Ok-Distribution9125 writes:
In November, my (18M) dad's parents and my mom got into an argument because they mentioned they had decided to start a college fund for my brother (11M). It wasn’t even brought up—they just decided to share it on their own. My mom was confused since they mentioned it out of the blue, but she thanked them. She asked them why they decided to make one now and why they brought it up.
They said something about wanting to do it for their grandson and making sure he's set so he doesn't have to worry about paying for college. My mom then asked if they had started one for me, and they said I wasn’t their “real” grandson, so the answer was no, and they didn’t have one for me. They added something about how I’d “get something else” and accused my mom of expecting too much.
For context, my dad adopted me when I was 5. He started dating my mom when I was 2. I don’t know my biological father personally, but I know of him. He died when I was 3, and my mom told me he wasn’t a good person and was in and out of jail.

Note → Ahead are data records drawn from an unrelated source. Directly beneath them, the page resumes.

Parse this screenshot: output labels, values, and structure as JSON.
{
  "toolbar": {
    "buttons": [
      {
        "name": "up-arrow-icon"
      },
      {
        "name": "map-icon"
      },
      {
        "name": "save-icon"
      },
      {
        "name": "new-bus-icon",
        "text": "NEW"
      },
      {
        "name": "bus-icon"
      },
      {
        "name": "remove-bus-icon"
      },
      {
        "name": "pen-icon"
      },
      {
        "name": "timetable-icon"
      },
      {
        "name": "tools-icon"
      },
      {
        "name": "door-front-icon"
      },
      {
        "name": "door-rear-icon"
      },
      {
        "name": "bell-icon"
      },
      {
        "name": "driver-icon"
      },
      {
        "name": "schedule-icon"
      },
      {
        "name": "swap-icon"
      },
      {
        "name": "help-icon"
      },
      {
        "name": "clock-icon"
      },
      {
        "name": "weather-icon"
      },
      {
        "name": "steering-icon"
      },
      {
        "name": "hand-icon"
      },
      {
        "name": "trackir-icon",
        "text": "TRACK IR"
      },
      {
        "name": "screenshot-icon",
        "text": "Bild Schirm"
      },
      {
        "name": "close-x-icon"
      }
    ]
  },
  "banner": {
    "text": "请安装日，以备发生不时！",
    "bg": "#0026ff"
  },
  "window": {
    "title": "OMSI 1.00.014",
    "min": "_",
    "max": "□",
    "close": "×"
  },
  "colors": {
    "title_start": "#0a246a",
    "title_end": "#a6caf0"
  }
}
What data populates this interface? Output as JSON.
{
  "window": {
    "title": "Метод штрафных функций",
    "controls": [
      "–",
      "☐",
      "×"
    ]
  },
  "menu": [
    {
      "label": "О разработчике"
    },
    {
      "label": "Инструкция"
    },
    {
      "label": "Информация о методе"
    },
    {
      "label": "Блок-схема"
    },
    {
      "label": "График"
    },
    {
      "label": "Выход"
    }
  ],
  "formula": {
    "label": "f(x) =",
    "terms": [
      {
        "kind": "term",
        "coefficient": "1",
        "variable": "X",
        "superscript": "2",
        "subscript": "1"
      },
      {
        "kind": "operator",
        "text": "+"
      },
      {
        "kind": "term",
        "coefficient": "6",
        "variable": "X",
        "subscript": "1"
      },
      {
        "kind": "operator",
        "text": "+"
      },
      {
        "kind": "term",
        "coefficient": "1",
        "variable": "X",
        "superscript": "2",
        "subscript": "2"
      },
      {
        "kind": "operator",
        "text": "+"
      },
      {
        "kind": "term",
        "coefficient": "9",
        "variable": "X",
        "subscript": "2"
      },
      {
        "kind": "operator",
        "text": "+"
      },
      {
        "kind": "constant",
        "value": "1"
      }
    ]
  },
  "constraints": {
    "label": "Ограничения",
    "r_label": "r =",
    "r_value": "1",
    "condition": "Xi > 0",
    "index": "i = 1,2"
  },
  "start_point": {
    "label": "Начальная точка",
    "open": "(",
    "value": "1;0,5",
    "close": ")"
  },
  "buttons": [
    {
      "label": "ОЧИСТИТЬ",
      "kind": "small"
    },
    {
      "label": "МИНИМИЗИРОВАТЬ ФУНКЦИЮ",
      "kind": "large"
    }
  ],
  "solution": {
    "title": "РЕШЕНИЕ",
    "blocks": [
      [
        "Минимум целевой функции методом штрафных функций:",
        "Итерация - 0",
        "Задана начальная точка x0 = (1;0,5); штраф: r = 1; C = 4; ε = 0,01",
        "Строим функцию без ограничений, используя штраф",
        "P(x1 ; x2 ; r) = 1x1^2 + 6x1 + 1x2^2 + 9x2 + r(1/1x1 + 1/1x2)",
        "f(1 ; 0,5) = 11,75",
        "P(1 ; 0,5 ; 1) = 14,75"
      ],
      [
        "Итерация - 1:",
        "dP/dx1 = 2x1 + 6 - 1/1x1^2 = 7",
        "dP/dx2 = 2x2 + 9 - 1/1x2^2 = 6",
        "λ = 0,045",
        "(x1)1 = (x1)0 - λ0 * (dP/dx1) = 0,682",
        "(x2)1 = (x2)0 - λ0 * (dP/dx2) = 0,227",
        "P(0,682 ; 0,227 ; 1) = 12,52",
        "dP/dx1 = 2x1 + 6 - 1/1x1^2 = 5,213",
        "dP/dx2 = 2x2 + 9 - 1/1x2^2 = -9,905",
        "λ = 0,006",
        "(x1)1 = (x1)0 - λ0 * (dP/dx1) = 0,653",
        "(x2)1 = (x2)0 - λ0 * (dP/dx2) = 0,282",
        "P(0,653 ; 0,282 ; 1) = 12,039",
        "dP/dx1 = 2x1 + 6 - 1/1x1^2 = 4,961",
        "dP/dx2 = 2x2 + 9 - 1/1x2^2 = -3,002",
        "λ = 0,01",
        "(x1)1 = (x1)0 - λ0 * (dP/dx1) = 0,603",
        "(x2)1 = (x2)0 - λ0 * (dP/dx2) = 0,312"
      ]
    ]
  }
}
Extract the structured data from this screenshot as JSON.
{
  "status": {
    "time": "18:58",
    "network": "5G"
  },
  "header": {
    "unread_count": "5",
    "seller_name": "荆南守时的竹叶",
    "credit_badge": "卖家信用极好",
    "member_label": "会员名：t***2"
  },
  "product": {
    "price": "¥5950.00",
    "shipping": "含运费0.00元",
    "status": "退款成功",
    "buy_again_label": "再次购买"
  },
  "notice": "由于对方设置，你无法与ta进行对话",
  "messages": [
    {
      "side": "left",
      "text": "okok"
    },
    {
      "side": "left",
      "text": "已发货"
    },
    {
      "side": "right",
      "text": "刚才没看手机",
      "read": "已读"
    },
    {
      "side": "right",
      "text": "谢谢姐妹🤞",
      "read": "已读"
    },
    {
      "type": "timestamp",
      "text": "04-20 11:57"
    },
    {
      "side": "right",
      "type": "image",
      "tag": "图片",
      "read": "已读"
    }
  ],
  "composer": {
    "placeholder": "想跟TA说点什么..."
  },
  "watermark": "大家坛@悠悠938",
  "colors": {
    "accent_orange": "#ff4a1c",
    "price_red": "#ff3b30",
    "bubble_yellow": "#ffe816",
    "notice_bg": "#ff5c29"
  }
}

My dad is the only dad I’ve ever known, and I always thought his parents accepted me. But hearing them basically say I wasn’t their “real” grandson hurt. It wasn’t even about the money. It was the fact that I was excluded and realizing the only reason why was because I wasn’t my dad's biological son.
The argument happened right in front of me and my brother, just a few days before Thanksgiving. Since then, I’ve viewed my dad’s parents differently and tried to keep my distance from them. They eventually apologized for saying I wasn’t their real grandson, but only because my dad basically forced them to. Over time, I realized I didn’t really care anymore, but I just loved them more than they loved me.
School is almost back in, and I take senior pictures soon. My dad’s parents were over for Christmas, and my parents brought up me taking pictures. That led to my dad’s parents talking about how excited they were to see me graduate and how they couldn't wait.
This confused me. It honestly did because a month ago they basically told me that I wasn’t their real grandson, and now they're excited to see their "grandson" graduate.
I told them that they weren’t coming and that I didn’t want them there. Of course, this shocked my parents and my dad’s parents. They asked why, and I told them I remember them saying I wasn’t their real grandson, so it doesn’t make sense for them to want to come to my graduation when they have no ties to me.
My dad looked upset, and his parents were too. His parents basically said I should move on since they already apologized and meant no harm. I told them that when they apologized, it was only because my dad told them to. After that, it got awkward. This happened during Christmas, and I haven’t seen them since.
My dad told me they’re hurt by what I said and that I should apologize and let them know I didn’t mean it and that I’d still like them to come. I told him I meant what I said and that I don’t want them there. It’s not like I can stop them from coming anyway, but I’d prefer if they didn’t since they have no reason to be there. He says their feelings are hurt.
It’s honestly embarrassing to think they’ve been my grandparents my whole life, only to find out they didn’t even think of me as their grandson. My mom says she agrees with me but thinks I should consider my dad’s feelings since this puts him in a hard position and wants everyone to be "family." I’m not trying to hurt my dad, but I just don’t want his parents at my graduation when I just found out they don't accept me.
boomzgoesthedynamite says:
NTA. The fact that they said that, never mind in front of you, is outrageous. There are consequences for actions and words, and they’re upset they have to face them.
Astute_Primate says:
NTA. *Your* feelings are hurt and your feelings are just as valid. Once you say something like that, you can't take it back no matter how much you wish you could.
OP responded:
Thank you. I was starting to believe I was the one in the wrong seeing how much this is making my dad upset. But what really stung was that they said all of that stuff right in front of me and didn’t even bother to say sorry until the next day and only because my dad made them.
I don't think they would've if my dad didn't tell them. Right now, it feels like my mom is the only one who really understands where I’m coming from and my dad is just trying to play mediator.
Similar_Cranberry_23 says:
Honestly I can’t see a flaw in your logic. They hurt you, in front of you and what they said can’t be unsaid. I don’t even begin to know how they erase that or you even healing from that. Tell you dad THEY hurt you deeply and one doesn’t just get over that with an “I’m sorry” changes nothing. NTA.